Судья засмеялся мне в лицо.

— Я вижу, что вы все-таки мало нас знаете, сэр Джон. Здесь мы запретили хвосты как антиреспубликанские, и оба общественных мнения настроены против них. И все-таки за границей моникин может безнаказанно носить хвост хоть в милю длиной, лишь бы по возвращении он подверг себя новому усекновению и клялся, что он самое жалкое существо на земле. А если он к тому же похвалит кошек и собак Низкопрыгии, то, поверьте, сэр, ему простят даже предательство!

— Я начинаю понимать вашу политику, судья! Раз Низкопрыгия придерживается выборной системы правления, ее политики вынуждены искать расположения избирателей. А поскольку моникины склонны к самолюбованию, их ничем нельзя так расположить к себе, как заверениями, что вы гораздо хуже, чем они.

Судья кивнул и усмехнулся.

— Еще одно слово, дорогой сэр, — сказал я. — Поскольку вы чувствуете себя обязанным хвалить собак и кошек Низкопрыгии, то скажите, не принадлежите ли вы к той школе кошколюбов, которая уравновешивает свою нежность к четвероногим тем, что всячески поносит себе подобных?

Судья вздрогнул и испуганно оглянулся, словно его застали на месте преступления.

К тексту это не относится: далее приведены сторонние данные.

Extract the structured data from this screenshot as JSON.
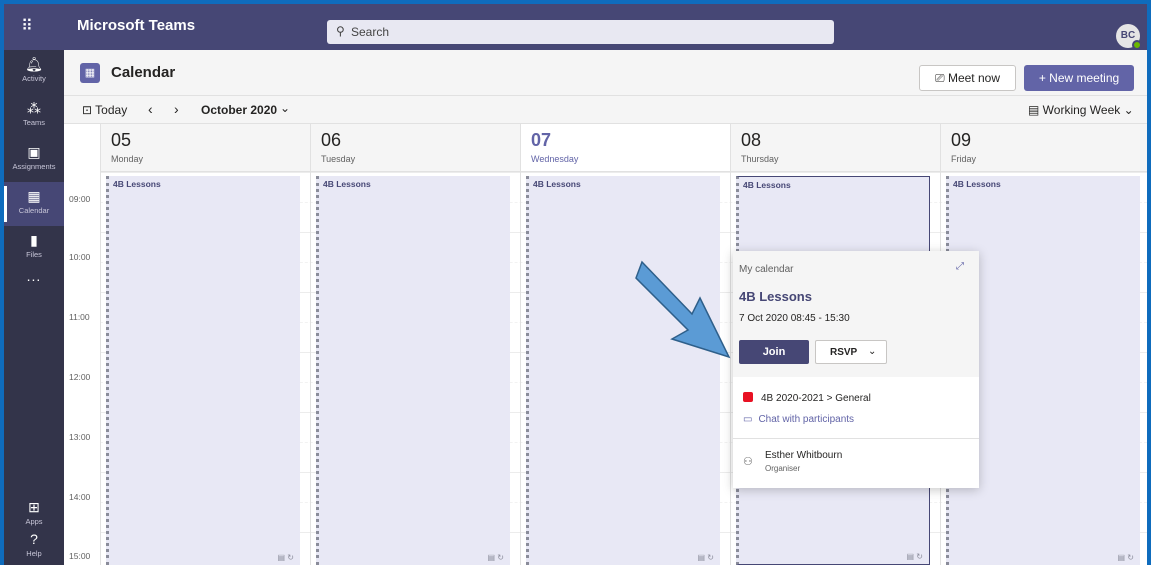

Затем, умоляюще попросив меня не забывать о его положении, он шепотом добавил, что народ для него священен и что он редко говорит о нем без благоговения, а его пристрастие к кошкам и собакам объясняется вовсе не особыми достоинствами самих животных, а только тем, что они принадлежат народу. Боясь, что я скажу что-нибудь еще более опасное, судья поспешно откланялся. Больше я его не видел. Но я не сомневаюсь в том, что со временем он вновь обрел популярность и его шерсть отросла и что он нашел средство щеголять хвостом именно той длины, которой требовал каждый данный случай.